In most affected areas, shamanistic practices ceased to exist, with authentic shamans died and their personal experiences following. The loss of memories is not always lessened by the fact the shaman is not always the only person in a community who knows the beliefs and motifs related to the local shamanhood (laics know myths as well, among Barasana, even though less; there are former shaman apprentices unable to complete the learning among some Greenlandic Inuit peoples, moreover, even laics can have trance-like experiences among Eskimos; the assistant of a shaman can be extremely knowledgeable among Dagara). Although the shaman is often believed and trusted exactly because he/she "accommodates" to the "grammar" of the beliefs of the community, but several parts of the knowledge related to the local shamanhood consist of personal experiences of the shaman (illness), or root in his/her family life (the interpretation of the symbolics of his/her drum), thus, these are lost with his/her death. Besides of this, in many cultures, the entire traditional belief system has become endangered (often together with a partial or total language shift), the other people of the community remembering the associated beliefs and practices (or the language at all) became old or died, many folklore memories (songs, texts) went forgotten—this may threaten even such peoples which could preserve their isolation until the middle of the 20th century, like the Nganasan.

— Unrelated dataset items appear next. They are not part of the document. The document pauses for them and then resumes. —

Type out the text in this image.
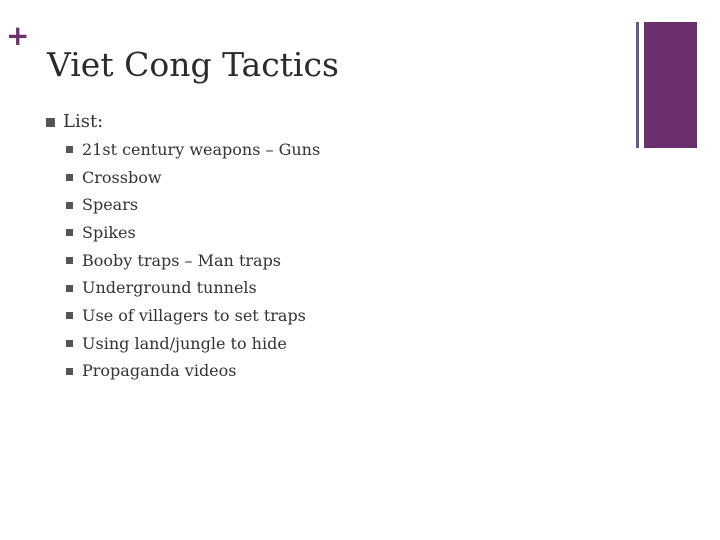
+
Viet Cong Tactics
List:
21st century weapons – Guns
Crossbow
Spears
Spikes
Booby traps – Man traps
Underground tunnels
Use of villagers to set traps
Using land/jungle to hide
Propaganda videos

Some areas could enjoy a prolonged resistance due to their remoteness.
- Variants of shamanism among Eskimo peoples were once a widespread (and very diverse) phenomenon, but today are rarely practiced, and they were already in the decline among many groups even in the times when the first major ethnological researches were done, e.g. among Polar Eskimos, in the end of 19th century, Sagloq died, the last shaman who was believed to be able to travel to the sky and under the sea—and many other former shamanic capacities were lost in that time as well, like ventriloquism and sleight-of-hand.
- The isolated location of Nganasan people allowed shamanism to be a living phenomenon among them even in the beginning of 20th century, the last notable Nganasan shaman's séances could be recorded on film in the 1970s.
After exemplifying the general decline even in the most remote areas, let us mention that there are some revitalization or tradition-preserving efforts as a response. Besides collecting the memories, there are also some tradition-preserving and even revitalization efforts, sometimes led by authentic former shamans (for example among Sakha people and Tuvans). However, according to Richard L. Allen, Research & Policy Analyst for the Cherokee Nation, they are overwhelmed with fraudulent Shaman. "One may assume that anyone claiming to be a Cherokee "shaman, spiritual healer, or pipe-carrier," is equivalent to a modern day medicine show and snake-oil vendor." In fact, there is no Cherokee word for Shaman or Medicine Man. The Cherokee word for "medicine" is Nvowti which means "power".
Besides tradition-preserving efforts, there are also neoshamanistic movements, these may differ from many tradtitional shamanistic practice and beliefs in several points. Admittedly, several traditional beliefs systems indeed have ecological considerations (for example, many Eskimo peoples), and among Tukano people, the shaman indeed has directly resource-protecting roles, see details in section Ecological aspect.